Millions of US military emails have been mistakenly sent to Mali, a Russian ally, because of a minor typing error.
Emails intended for the US military’s “.mil” domain have, for years, been sent to the west African country which ends with the “.ml” suffix.
Some of the emails reportedly contained sensitive information such as passwords, medical records and the itineraries of top officers.
The Pentagon said it had taken steps to address the issue.
According to the Financial Times, which first reported the story, Dutch internet entrepreneur Johannes Zuurbier identified the problem more than 10 years ago.
Since 2013, he has had a contract to manage Mali’s country domain and, in recent months, has reportedly collected tens of thousands of misdirected emails.
None were marked as classified, but, according to the newspaper, they included medical data, maps of US military facilities, financial records and the planning documents for official trips as well as some diplomatic messages.
Mr Zuurbier wrote a letter to US officials this month to raise the alarm.
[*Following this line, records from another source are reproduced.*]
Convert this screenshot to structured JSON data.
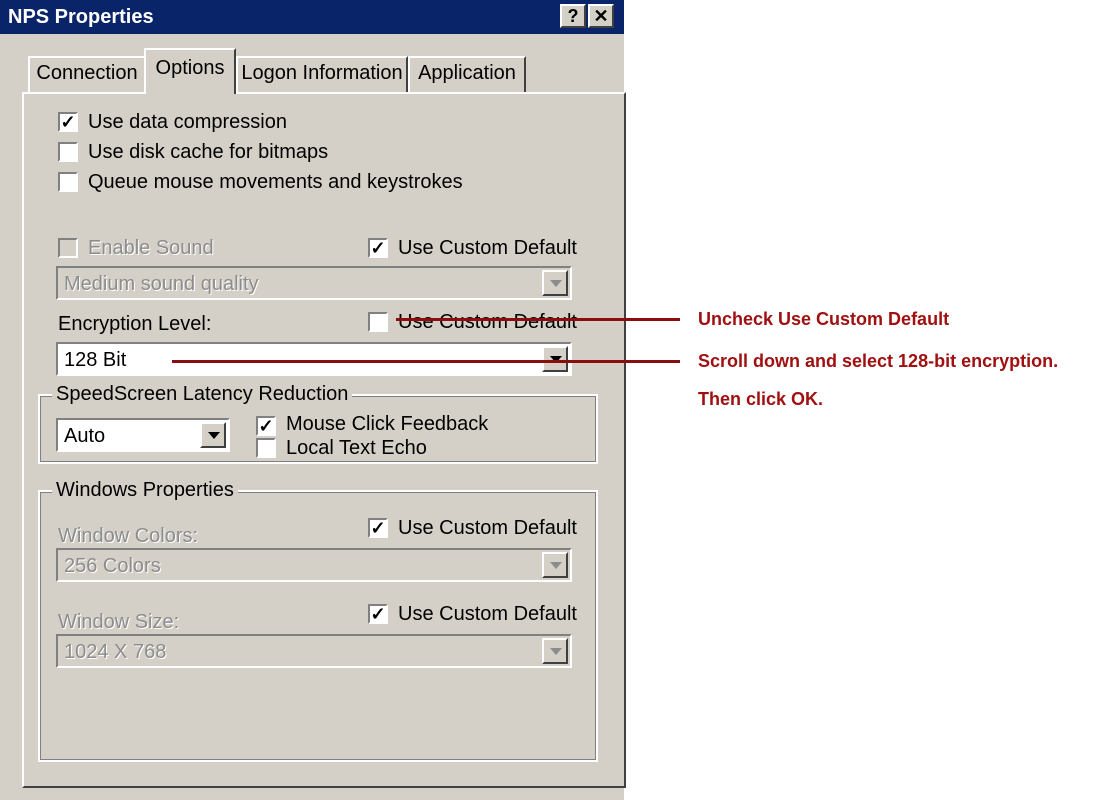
{
  "window": {
    "title": "NPS Properties",
    "help_button": "?",
    "close_button": "✕"
  },
  "tabs": [
    {
      "label": "Connection"
    },
    {
      "label": "Options"
    },
    {
      "label": "Logon Information"
    },
    {
      "label": "Application"
    }
  ],
  "options": {
    "data_compression": {
      "label": "Use data compression",
      "checked": true
    },
    "disk_cache": {
      "label": "Use disk cache for bitmaps",
      "checked": false
    },
    "queue_mouse": {
      "label": "Queue mouse movements and keystrokes",
      "checked": false
    }
  },
  "sound": {
    "enable_label": "Enable Sound",
    "custom_default_label": "Use Custom Default",
    "quality_value": "Medium sound quality"
  },
  "encryption": {
    "label": "Encryption Level:",
    "custom_default_label": "Use Custom Default",
    "value": "128 Bit"
  },
  "speedscreen": {
    "group_label": "SpeedScreen Latency Reduction",
    "mode_value": "Auto",
    "mouse_click_label": "Mouse Click Feedback",
    "local_text_label": "Local Text Echo"
  },
  "windows_props": {
    "group_label": "Windows Properties",
    "colors_label": "Window Colors:",
    "colors_custom_label": "Use Custom Default",
    "colors_value": "256 Colors",
    "size_label": "Window Size:",
    "size_custom_label": "Use Custom Default",
    "size_value": "1024 X 768"
  },
  "annotations": {
    "note1": "Uncheck Use Custom Default",
    "note2": "Scroll down and select 128-bit encryption.",
    "note3": "Then click OK."
  },
  "check_glyph": "✓",
  "colors": {
    "title_bar": "#0a246a",
    "annotation": "#a01010",
    "window_face": "#d4d0c8"
  }
}
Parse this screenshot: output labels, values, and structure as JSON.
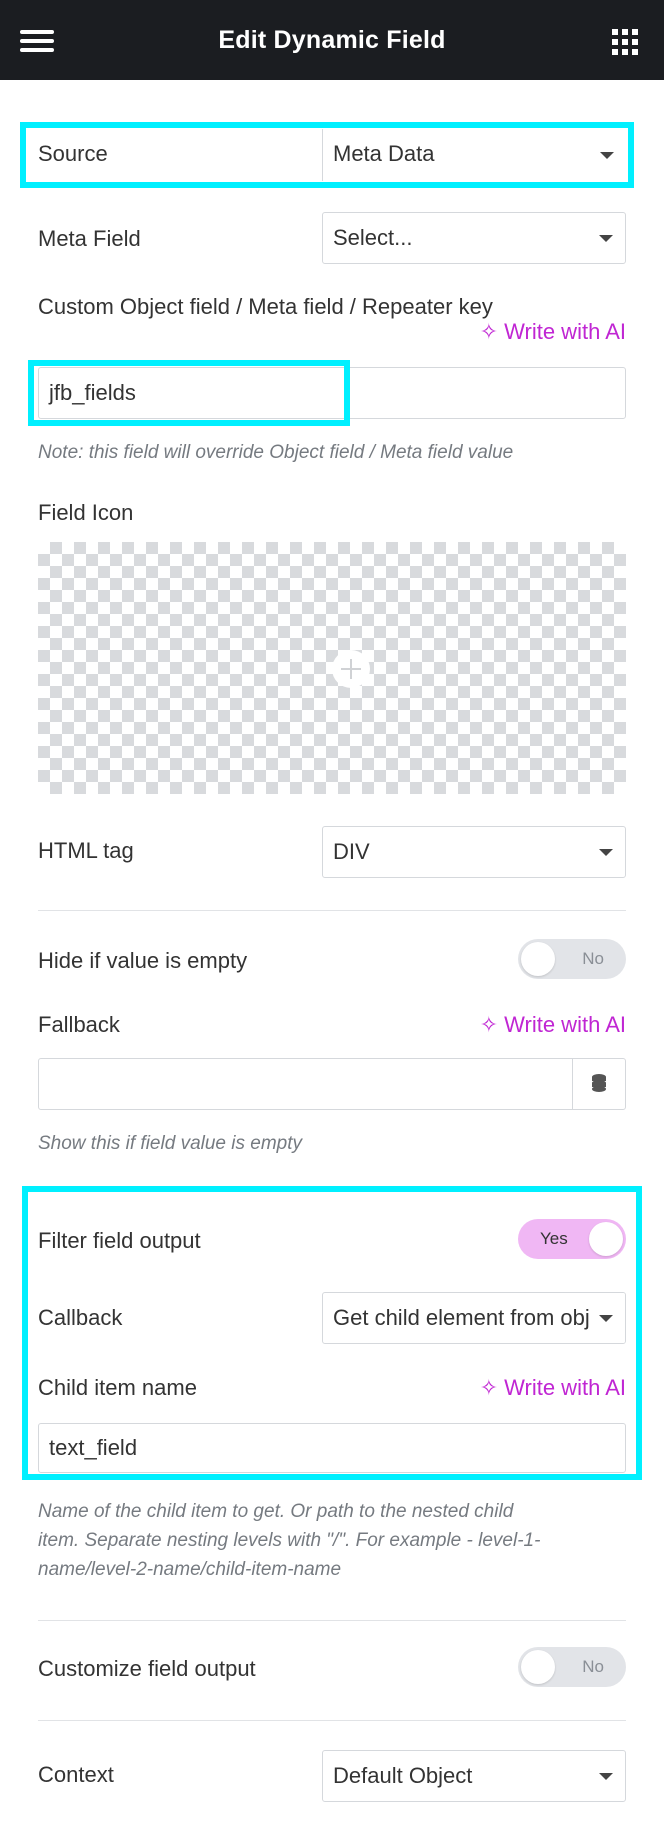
{
  "header": {
    "title": "Edit Dynamic Field"
  },
  "source": {
    "label": "Source",
    "value": "Meta Data"
  },
  "meta_field": {
    "label": "Meta Field",
    "value": "Select..."
  },
  "custom_field": {
    "label": "Custom Object field / Meta field / Repeater key",
    "ai_label": "Write with AI",
    "value": "jfb_fields",
    "note": "Note: this field will override Object field / Meta field value"
  },
  "field_icon": {
    "label": "Field Icon"
  },
  "html_tag": {
    "label": "HTML tag",
    "value": "DIV"
  },
  "hide_empty": {
    "label": "Hide if value is empty",
    "toggle": "No"
  },
  "fallback": {
    "label": "Fallback",
    "ai_label": "Write with AI",
    "value": "",
    "note": "Show this if field value is empty"
  },
  "filter_output": {
    "label": "Filter field output",
    "toggle": "Yes"
  },
  "callback": {
    "label": "Callback",
    "value": "Get child element from object/array"
  },
  "child_item": {
    "label": "Child item name",
    "ai_label": "Write with AI",
    "value": "text_field",
    "note_line1": "Name of the child item to get. Or path to the nested child",
    "note_line2": "item. Separate nesting levels with \"/\". For example - level-1-",
    "note_line3": "name/level-2-name/child-item-name"
  },
  "customize_output": {
    "label": "Customize field output",
    "toggle": "No"
  },
  "context": {
    "label": "Context",
    "value": "Default Object"
  },
  "colors": {
    "highlight": "#00f0ff",
    "ai": "#c026d3",
    "toggle_on": "#f0b7f4",
    "header_bg": "#1b1d21"
  }
}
He said that his contract with the Mali government was due to finish soon, meaning “the risk is real and could be exploited by adversaries of the US”.
Mali’s military government was due to take control of the domain on Monday.
Mr Zuurbier has been approached for comment.
US military communications that are marked “classified” and “top secret” are transmitted through separate IT systems that make it unlikely they will be accidently compromised, according to current and former US officials.
But Steven Stransky, a lawyer who previously served as senior counsel to the Department of Homeland Security’s Intelligence Law Division, said that even seemingly harmless information could prove useful to US adversaries, particularly if it included details of individual personnel.
“Those sorts of communications would mean that a foreign actor can start building dossiers on our own military personnel, for espionage purposes, or could try to get them to disclose information in exchange for financial benefit,” Mr Stransky said. “It’s certainly information that a foreign government can use.”
Lee McKnight, a professor of information studies at Syracuse University, said he believed the US military was fortunate that the issue was brought to its attention and the emails were going to a domain used by Mali’s government, rather than to cyber criminals.
He added that “typo-squatting” – a type of cyber-crime that targets users who incorrectly misspell an internet domain – is common. “They’re hoping that a person will make a mistake, and that they can lure you in and do stupid things,” he said.
When contacted by the BBC, a spokesperson said the defence department was aware of the issue and it was being taken seriously.
They said the department had taken steps to ensure that “.mil” emails are not sent to incorrect domains, including blocking them before they leave and notifying senders that they must validate intended recipients.
Both Mr McKnight and Mr Stransky said human errors were prime concerns for IT specialists working in government and the private sector alike.
“Human error is by far the most significant security concern on a day-to-day basis,” Mr Stransky said. “We just can’t control every single human, every single time”.